I could go on but you get the idea.

Hook, line and lazy sinker.

Even the so-called “fact checkers” got it wrong.

Shape magazine employed one of these faithful and ever honest, truth seekers, who double checked a few sentences from the press release and the author’s names and job done.

The facts were confirmed!

Next time you see something labeled as “misinformation” or “partly false” (could that also be labelled partly true?), remember these people have no idea.

When it comes to nutrition, just go back to basics.

Eat as much real/whole food as you can.

Aim for a nutrient dense diet with foods that your immune system tolerates.

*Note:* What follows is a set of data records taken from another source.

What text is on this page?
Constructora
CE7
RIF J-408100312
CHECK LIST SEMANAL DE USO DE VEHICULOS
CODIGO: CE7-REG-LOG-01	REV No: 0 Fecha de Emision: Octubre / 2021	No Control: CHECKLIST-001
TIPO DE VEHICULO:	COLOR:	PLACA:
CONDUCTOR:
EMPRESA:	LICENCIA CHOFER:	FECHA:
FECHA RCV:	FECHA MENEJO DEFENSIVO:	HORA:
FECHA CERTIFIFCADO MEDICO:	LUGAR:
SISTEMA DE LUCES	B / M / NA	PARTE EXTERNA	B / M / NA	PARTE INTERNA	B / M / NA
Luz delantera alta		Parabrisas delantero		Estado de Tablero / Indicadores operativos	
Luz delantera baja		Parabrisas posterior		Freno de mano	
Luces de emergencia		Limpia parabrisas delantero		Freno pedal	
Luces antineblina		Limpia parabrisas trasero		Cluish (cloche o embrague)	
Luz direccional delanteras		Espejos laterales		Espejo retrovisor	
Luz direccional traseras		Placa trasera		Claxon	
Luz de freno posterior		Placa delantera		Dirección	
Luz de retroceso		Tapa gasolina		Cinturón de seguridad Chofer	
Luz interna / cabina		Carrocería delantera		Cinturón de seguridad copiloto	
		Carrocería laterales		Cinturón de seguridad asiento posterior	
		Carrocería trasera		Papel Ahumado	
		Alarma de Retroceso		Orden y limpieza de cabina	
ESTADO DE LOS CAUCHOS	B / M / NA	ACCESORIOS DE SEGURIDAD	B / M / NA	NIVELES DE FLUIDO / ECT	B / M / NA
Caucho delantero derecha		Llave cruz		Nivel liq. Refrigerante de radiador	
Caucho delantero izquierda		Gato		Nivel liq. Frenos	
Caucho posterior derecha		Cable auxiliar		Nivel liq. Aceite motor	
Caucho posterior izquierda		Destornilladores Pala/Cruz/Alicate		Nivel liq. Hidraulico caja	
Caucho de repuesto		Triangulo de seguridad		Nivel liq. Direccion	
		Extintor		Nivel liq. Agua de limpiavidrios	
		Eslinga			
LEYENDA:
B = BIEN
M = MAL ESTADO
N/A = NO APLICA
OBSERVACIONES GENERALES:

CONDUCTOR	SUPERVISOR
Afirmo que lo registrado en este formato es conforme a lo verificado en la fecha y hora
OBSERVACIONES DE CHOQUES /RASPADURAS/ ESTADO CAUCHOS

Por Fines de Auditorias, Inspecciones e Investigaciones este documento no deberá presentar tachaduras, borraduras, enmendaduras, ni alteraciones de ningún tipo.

Think mediterranean, think paleo-esq.

Diets are not a religion, they are a means to an end.

If one diet is not working, change it.

You are unique, but we are all descended from the same genetics, so there are common themes to stick to.

I love the book “deep nutrition”. Check it out.

It is based on the work of Weston Price DDS who travelled to remote tribes in the early 1900’s and found common themes of healthy groups.

As soon as they introduced modern processed foods, things always slowly went downhill.

Note, wherever meat/offal is available it is ALWAYS eaten, same with raw dairy.

They are high density nutrition and are prized in these tribes.

The Maasai warriors love a blood and raw milk, milkshake!

Do not try to deny evolution, your biological system does not give a flying f**k about your opinion or theory.

At the end of the day, you are a series of pathways inside a collection of cells.

You need building blocks – fat/protein.

And co-factors to turn on the enzymes – vitamin/minerals.

If you do not have these because you don’t eat them or cannot absorb them, you are going to develop symptoms as your system starts to malfunction.

If you have too much bad stuff.

These poison you and create inflammation, they also slow down the enzymes (that is how chemical warfare works).

Too much bad stuff, not enough good stuff = illness.

Simple.

Do to make nutrition harder than it needs to be.